Он хмыкнул, кивнув в сторону Якова, демонстративно стоявшего с самострелом на изготовку на другом берегу Пивени и мало озабоченного тем, что на его белой накидке расползалось алое пятно крови.
— Чего пялишься на него, как девка на хрен? Вокруг смотри, остальных ищи: они десятками бьются. Вы что, не знали? Значит, совсем убогие! И не мажут. С этого шапку сняли, а могли голову — свистел бы сейчас ещё одной дыркой. А вы сразу стрелами кидаться… Куда попали, ещё не разобрались? У нас оружие поднял — стало быть, до смерти. И вы первые подняли — не они…
— Какого тут?.. Мать… Едрит тебя… — от ворот к ним уже спешили ратники и Лавр с Кузькой и Дёмкой. — Ну ни хрена себе! Фаддей?! — два окровавленных тела Алексеевых вояк произвели на прибывших впечатление.
— А чего сразу Фаддей? — вернул вопрос Чума, вкладывая меч в ножны. — Они по Михайловым отрокам стрелять начали, — пояснил он, — вот те и отдарились. Пусть теперь сами убирают, чего насрали… И вообще, Лавруха, бери их коней — этим они уже без надобности. Поехали, парней проводим, а здесь и без нас разберутся.
Высыпавшие из ворот ратники рассматривали убитых воев, оглядывались на отроков без особого возмущения, но и выражать свое одобрение не спешили. Оставшиеся в живых Алексеевы дружинники сбились в кучку и мрачно препирались друг с другом, не решаясь переходить к активным действиям. Фаддей и Лавр, подхватив поводья коней убитых лучников, заслонили собой мальчишек и аккуратно вытолкали их в сторону переправы…
Слушавший вместе с Мишкой доклад о подвигах разведчиков Филимон мрачно оглядел отроков, тяжело поднялся и кивнул Мишке.

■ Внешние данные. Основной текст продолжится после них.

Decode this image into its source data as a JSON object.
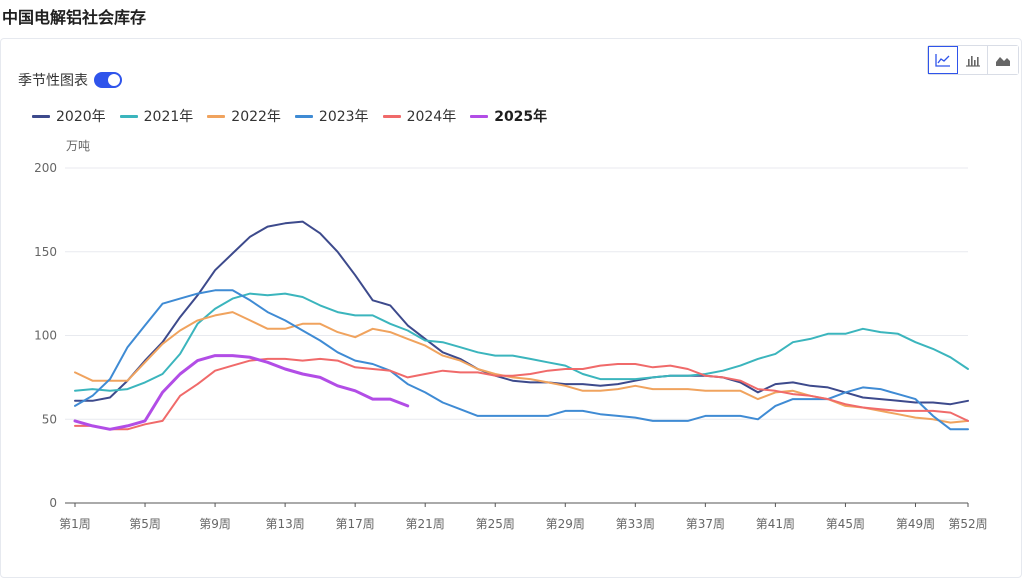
{
  "page": {
    "title": "中国电解铝社会库存"
  },
  "controls": {
    "seasonal_toggle_label": "季节性图表",
    "seasonal_toggle_on": true,
    "chart_type_buttons": [
      "line-chart-icon",
      "bar-chart-icon",
      "area-chart-icon"
    ],
    "active_chart_type": "line-chart-icon"
  },
  "chart_data": {
    "type": "line",
    "title": "中国电解铝社会库存",
    "ylabel": "万吨",
    "ylim": [
      0,
      200
    ],
    "yticks": [
      0,
      50,
      100,
      150,
      200
    ],
    "xlim": [
      1,
      52
    ],
    "xtick_values": [
      1,
      5,
      9,
      13,
      17,
      21,
      25,
      29,
      33,
      37,
      41,
      45,
      49,
      52
    ],
    "xtick_labels": [
      "第1周",
      "第5周",
      "第9周",
      "第13周",
      "第17周",
      "第21周",
      "第25周",
      "第29周",
      "第33周",
      "第37周",
      "第41周",
      "第45周",
      "第49周",
      "第52周"
    ],
    "grid": true,
    "legend_position": "top-left",
    "series": [
      {
        "name": "2020年",
        "color": "#3d4a8c",
        "bold": false,
        "x": [
          1,
          2,
          3,
          4,
          5,
          6,
          7,
          8,
          9,
          10,
          11,
          12,
          13,
          14,
          15,
          16,
          17,
          18,
          19,
          20,
          21,
          22,
          23,
          24,
          25,
          26,
          27,
          28,
          29,
          30,
          31,
          32,
          33,
          34,
          35,
          36,
          37,
          38,
          39,
          40,
          41,
          42,
          43,
          44,
          45,
          46,
          47,
          48,
          49,
          50,
          51,
          52
        ],
        "y": [
          61,
          61,
          63,
          73,
          85,
          96,
          111,
          124,
          139,
          149,
          159,
          165,
          167,
          168,
          161,
          150,
          136,
          121,
          118,
          106,
          98,
          90,
          86,
          80,
          76,
          73,
          72,
          72,
          71,
          71,
          70,
          71,
          73,
          75,
          76,
          76,
          76,
          75,
          72,
          66,
          71,
          72,
          70,
          69,
          66,
          63,
          62,
          61,
          60,
          60,
          59,
          61
        ]
      },
      {
        "name": "2021年",
        "color": "#3bb5bd",
        "bold": false,
        "x": [
          1,
          2,
          3,
          4,
          5,
          6,
          7,
          8,
          9,
          10,
          11,
          12,
          13,
          14,
          15,
          16,
          17,
          18,
          19,
          20,
          21,
          22,
          23,
          24,
          25,
          26,
          27,
          28,
          29,
          30,
          31,
          32,
          33,
          34,
          35,
          36,
          37,
          38,
          39,
          40,
          41,
          42,
          43,
          44,
          45,
          46,
          47,
          48,
          49,
          50,
          51,
          52
        ],
        "y": [
          67,
          68,
          67,
          68,
          72,
          77,
          89,
          107,
          116,
          122,
          125,
          124,
          125,
          123,
          118,
          114,
          112,
          112,
          107,
          103,
          97,
          96,
          93,
          90,
          88,
          88,
          86,
          84,
          82,
          77,
          74,
          74,
          74,
          75,
          76,
          76,
          77,
          79,
          82,
          86,
          89,
          96,
          98,
          101,
          101,
          104,
          102,
          101,
          96,
          92,
          87,
          80
        ]
      },
      {
        "name": "2022年",
        "color": "#f0a35e",
        "bold": false,
        "x": [
          1,
          2,
          3,
          4,
          5,
          6,
          7,
          8,
          9,
          10,
          11,
          12,
          13,
          14,
          15,
          16,
          17,
          18,
          19,
          20,
          21,
          22,
          23,
          24,
          25,
          26,
          27,
          28,
          29,
          30,
          31,
          32,
          33,
          34,
          35,
          36,
          37,
          38,
          39,
          40,
          41,
          42,
          43,
          44,
          45,
          46,
          47,
          48,
          49,
          50,
          51,
          52
        ],
        "y": [
          78,
          73,
          73,
          73,
          84,
          95,
          103,
          109,
          112,
          114,
          109,
          104,
          104,
          107,
          107,
          102,
          99,
          104,
          102,
          98,
          94,
          88,
          85,
          80,
          77,
          75,
          74,
          72,
          70,
          67,
          67,
          68,
          70,
          68,
          68,
          68,
          67,
          67,
          67,
          62,
          66,
          67,
          64,
          62,
          58,
          57,
          55,
          53,
          51,
          50,
          48,
          49
        ]
      },
      {
        "name": "2023年",
        "color": "#3f8bd4",
        "bold": false,
        "x": [
          1,
          2,
          3,
          4,
          5,
          6,
          7,
          8,
          9,
          10,
          11,
          12,
          13,
          14,
          15,
          16,
          17,
          18,
          19,
          20,
          21,
          22,
          23,
          24,
          25,
          26,
          27,
          28,
          29,
          30,
          31,
          32,
          33,
          34,
          35,
          36,
          37,
          38,
          39,
          40,
          41,
          42,
          43,
          44,
          45,
          46,
          47,
          48,
          49,
          50,
          51,
          52
        ],
        "y": [
          58,
          64,
          74,
          93,
          106,
          119,
          122,
          125,
          127,
          127,
          121,
          114,
          109,
          103,
          97,
          90,
          85,
          83,
          79,
          71,
          66,
          60,
          56,
          52,
          52,
          52,
          52,
          52,
          55,
          55,
          53,
          52,
          51,
          49,
          49,
          49,
          52,
          52,
          52,
          50,
          58,
          62,
          62,
          62,
          66,
          69,
          68,
          65,
          62,
          52,
          44,
          44
        ]
      },
      {
        "name": "2024年",
        "color": "#f06a6a",
        "bold": false,
        "x": [
          1,
          2,
          3,
          4,
          5,
          6,
          7,
          8,
          9,
          10,
          11,
          12,
          13,
          14,
          15,
          16,
          17,
          18,
          19,
          20,
          21,
          22,
          23,
          24,
          25,
          26,
          27,
          28,
          29,
          30,
          31,
          32,
          33,
          34,
          35,
          36,
          37,
          38,
          39,
          40,
          41,
          42,
          43,
          44,
          45,
          46,
          47,
          48,
          49,
          50,
          51,
          52
        ],
        "y": [
          46,
          46,
          44,
          44,
          47,
          49,
          64,
          71,
          79,
          82,
          85,
          86,
          86,
          85,
          86,
          85,
          81,
          80,
          79,
          75,
          77,
          79,
          78,
          78,
          76,
          76,
          77,
          79,
          80,
          80,
          82,
          83,
          83,
          81,
          82,
          80,
          76,
          75,
          73,
          68,
          67,
          65,
          64,
          62,
          59,
          57,
          56,
          55,
          55,
          55,
          54,
          49
        ]
      },
      {
        "name": "2025年",
        "color": "#b24de6",
        "bold": true,
        "x": [
          1,
          2,
          3,
          4,
          5,
          6,
          7,
          8,
          9,
          10,
          11,
          12,
          13,
          14,
          15,
          16,
          17,
          18,
          19,
          20
        ],
        "y": [
          49,
          46,
          44,
          46,
          49,
          66,
          77,
          85,
          88,
          88,
          87,
          84,
          80,
          77,
          75,
          70,
          67,
          62,
          62,
          58
        ]
      }
    ]
  }
}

— Вели запрячь сани, сотник. Сопровождения не надо. Один поеду.
Часть вторая
Глава 1
На следующее утро из леса по уже хорошо проторенному пути выехали сани в сопровождении двух конных ратников. Опознав прибывших, пока они перебирались по льду, Мишка, вышедший встречать гостей, едва не полез чесать затылок от удивления.
То, что из Ратного кто-то непременно явится на переговоры, он ожидал, и сам факт приезда парламентёров являлся вроде бы хорошим знáком. Но вот состав переговорщиков озадачил Ратникова не на шутку. Нет, Егор и ратник его десятка Петр, благополучно оклемавшийся от ранения, а также сидевший в санях новый священник отец Меркурий вписывались в предполагаемую картину просто идеально.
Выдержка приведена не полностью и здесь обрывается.